Dans le Tageblatt du 27 juin 2009, le ministre délégué aux Affaires étrangères, Nicolas Schmit, a fait avec le journaliste Guy Kemp le point sur la situation politique et institutionnelle dans l’Union européenne. Le référendum irlandais, les obstacles à l’entrée en vigueur du traité de Lisbonne, le manque d’enthousiasme pour la candidature de José Manuel Barroso à la présidence de la Commission européenne, l’emprise croissante du Conseil européen, instance intergouvernementale par excellence, sur le devenir de l’Union européenne, le nouveau commissaire européen luxembourgeois, autant de sujets que Nicolas Schmit aborde de front.
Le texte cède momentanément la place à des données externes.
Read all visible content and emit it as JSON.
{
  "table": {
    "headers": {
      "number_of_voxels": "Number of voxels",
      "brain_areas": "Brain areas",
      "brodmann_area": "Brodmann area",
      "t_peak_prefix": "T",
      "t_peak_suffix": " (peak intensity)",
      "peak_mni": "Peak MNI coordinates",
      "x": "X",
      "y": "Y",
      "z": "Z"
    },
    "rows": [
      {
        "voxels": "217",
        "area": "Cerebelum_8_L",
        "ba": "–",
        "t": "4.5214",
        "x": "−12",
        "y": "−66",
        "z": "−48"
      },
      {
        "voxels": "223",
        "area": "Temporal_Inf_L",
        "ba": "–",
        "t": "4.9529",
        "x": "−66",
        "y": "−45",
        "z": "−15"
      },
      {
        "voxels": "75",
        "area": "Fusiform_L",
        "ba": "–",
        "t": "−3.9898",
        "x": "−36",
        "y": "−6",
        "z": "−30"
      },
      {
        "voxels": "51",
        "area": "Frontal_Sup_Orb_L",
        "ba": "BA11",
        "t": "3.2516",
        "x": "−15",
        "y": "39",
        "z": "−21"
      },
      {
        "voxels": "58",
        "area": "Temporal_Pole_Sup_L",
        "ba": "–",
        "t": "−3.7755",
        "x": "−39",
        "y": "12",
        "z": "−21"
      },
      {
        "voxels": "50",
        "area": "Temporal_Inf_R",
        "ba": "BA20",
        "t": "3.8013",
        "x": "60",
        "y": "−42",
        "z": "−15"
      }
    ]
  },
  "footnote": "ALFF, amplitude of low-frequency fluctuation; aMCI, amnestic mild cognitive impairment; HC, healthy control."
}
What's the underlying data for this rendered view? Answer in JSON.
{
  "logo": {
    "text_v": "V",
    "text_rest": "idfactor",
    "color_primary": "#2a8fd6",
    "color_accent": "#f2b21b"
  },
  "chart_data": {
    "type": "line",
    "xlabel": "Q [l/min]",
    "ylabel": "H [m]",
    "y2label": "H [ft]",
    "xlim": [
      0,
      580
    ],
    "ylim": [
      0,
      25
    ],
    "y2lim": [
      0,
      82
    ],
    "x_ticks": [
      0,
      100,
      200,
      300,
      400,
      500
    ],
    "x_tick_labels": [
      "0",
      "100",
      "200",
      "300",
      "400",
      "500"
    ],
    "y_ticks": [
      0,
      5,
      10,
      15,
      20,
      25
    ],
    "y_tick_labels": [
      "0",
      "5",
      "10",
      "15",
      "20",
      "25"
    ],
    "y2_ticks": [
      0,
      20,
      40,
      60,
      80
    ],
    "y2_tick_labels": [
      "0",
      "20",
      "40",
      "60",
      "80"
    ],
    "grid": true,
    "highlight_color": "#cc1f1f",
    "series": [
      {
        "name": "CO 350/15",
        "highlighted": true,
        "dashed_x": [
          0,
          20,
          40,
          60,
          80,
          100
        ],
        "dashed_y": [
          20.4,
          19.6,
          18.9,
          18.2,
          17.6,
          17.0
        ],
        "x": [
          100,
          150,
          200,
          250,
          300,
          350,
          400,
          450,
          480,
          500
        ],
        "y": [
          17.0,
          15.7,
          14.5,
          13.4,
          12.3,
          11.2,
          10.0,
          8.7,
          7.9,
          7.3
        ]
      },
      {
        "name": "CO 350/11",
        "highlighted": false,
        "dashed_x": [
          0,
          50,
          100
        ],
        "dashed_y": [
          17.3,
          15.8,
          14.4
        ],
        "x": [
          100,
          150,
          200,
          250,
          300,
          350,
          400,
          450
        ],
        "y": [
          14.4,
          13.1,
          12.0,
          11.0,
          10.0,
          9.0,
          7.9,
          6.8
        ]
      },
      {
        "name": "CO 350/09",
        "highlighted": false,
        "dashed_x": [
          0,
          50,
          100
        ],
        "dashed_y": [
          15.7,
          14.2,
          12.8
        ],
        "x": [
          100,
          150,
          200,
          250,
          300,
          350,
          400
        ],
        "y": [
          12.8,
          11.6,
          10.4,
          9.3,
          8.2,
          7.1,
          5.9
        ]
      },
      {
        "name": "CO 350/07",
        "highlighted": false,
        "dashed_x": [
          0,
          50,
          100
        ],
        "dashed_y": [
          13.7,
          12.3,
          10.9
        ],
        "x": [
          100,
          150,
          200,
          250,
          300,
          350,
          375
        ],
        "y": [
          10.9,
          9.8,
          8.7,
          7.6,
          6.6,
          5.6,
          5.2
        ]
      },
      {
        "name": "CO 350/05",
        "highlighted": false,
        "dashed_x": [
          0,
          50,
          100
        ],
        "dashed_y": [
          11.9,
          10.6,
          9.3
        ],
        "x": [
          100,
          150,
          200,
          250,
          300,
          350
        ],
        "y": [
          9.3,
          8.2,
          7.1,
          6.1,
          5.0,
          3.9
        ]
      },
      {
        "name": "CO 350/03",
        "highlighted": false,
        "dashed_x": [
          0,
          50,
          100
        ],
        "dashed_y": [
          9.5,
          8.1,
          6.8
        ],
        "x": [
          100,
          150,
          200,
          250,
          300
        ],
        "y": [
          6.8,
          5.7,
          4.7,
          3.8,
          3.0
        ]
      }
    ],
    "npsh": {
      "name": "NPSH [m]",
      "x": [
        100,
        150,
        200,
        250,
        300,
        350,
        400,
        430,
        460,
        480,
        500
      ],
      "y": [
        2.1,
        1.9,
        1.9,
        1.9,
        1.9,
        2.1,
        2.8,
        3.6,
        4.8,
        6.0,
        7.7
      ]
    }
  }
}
Le ministre délégué est d’avis que le deuxième référendum en Irlande sur le traité de Lisbonne aura une issue heureuse. Sachant que le premier a eu lieu avant la crise, le contexte de crise dans lequel se déroulera le référendum d’octobre 2009 devrait conduire les Irlandais à se souvenir cette fois-ci de l’importance de l’effet protecteur de l’Union européenne. Les garanties qui ont été concédées aux Irlandais lors du des Conseils européens de décembre 2008 et de juin 2009 ne changent rien au traité lui-même et répètent en partie des garanties déjà données lors du deuxième référendum sur le traité de Nice.
Reste qu’une issue positive au référendum irlandais ne conduira pas automatiquement à l’entrée en vigueur du traité de Lisbonne. Pour cela, il faudrait que tous les pays aient achevé leur processus de ratification. Nicolas Schmit cite les présidents polonais et tchèques qui n’ont pas encore signé, ajoutant que "nous savons que toutes les surprises sont possibles avec le président tchèque". Il ne cite pas l’Allemagne, où le président Köhler a dû surseoir à sa signature en attendant l’arrêt de la Cour constitutionnelle fédérale de Karlsruhe qui devrait être rendu public le 30 juin 2009. Il ne pense en revanche pas que les conservateurs britanniques seront en mesure de remettre en cause, comme ils le préconisent, la ratification britannique. Mais si le traité devait ne pas encore être entré en vigueur avant les élections britanniques, "la situation pourrait devenir nettement plus critique". Même si Nicolas Schmit pense que les élections britanniques n’auront pas lieu avant la fin de l’année 2009, il est d’avis que "la victoire des conservateurs britanniques aux élections européennes et ce qui a été annoncé par eux n’augure rien de bon" pour le travail et la solidarité au sein de l’Union européenne.
Bien que les gouvernements des 27 Etats membres de l’Union européenne aient donné leur soutien à la candidature de José Manuel Barroso à la présidence de la Commission européenne, Nicolas Schmit pense qu’elle n’arrive à enthousiasmer personne. Mais en l’absence de toute autre candidature Barroso se verra confier selon toute probabilité un deuxième mandat. "Mais il ferait bien de donner plus de profil à ce deuxième mandat. La Commission souffre dramatiquement de son absence de profil. Pendant les derniers cinq ans, elle a mal exercé sa mission qui est, de par les traités européens, d’être la partie dynamique de l’UE et de recourir pleinement à ses pouvoirs d’initiative". Dans ce sens, Nicolas Schmit est d’accord avec le groupe socialiste au Parlement européen qui n’est pas prêt d’accepter la candidature de Barroso sans conditions. "Sa politique excessive de libéralisation n’a pas rendu l’UE plus populaire auprès des citoyens", ajoute Nicolas Schmit, qui est d’avis qu’il faut donner une nouvelle orientation au projet européen et accentuer sa dimension sociale.
Le fait que le dossier des producteurs de lait ait atterri sur la table de discussion entre les chefs d’Etat et de gouvernement au dernier Conseil européen a "donné l’impression que le Conseil est paralysé" et qu’il se heurte de surcroît à une Commission totalement inflexible dans ses positions radicalement libérales et insensible à la grave crise qui secoue le secteur laitier. Il n’est pas anormal pour Nicolas Schmit qu’en un tel cas, le Conseil européen serve d’instance d’appel, mais il n’empêche qu’une faiblesse croissante du Conseil entraîne une concentration du pouvoir au Conseil européen. La décision du Conseil européen de demander qu’une étude de marché soit faite rapidement aurait très bien pu être prise par le Conseil.
Qui sera le prochain commissaire luxembourgeois ? Réponse de Nicolas Schmit : "Je n’ai pas encore rien entendu d’une candidature formelle. Mais certaines personnes ont fait parler d’elles dans ce contexte. Je pense que tout cela sera aussi un élément des négociations sur la coalition qui sont en cours."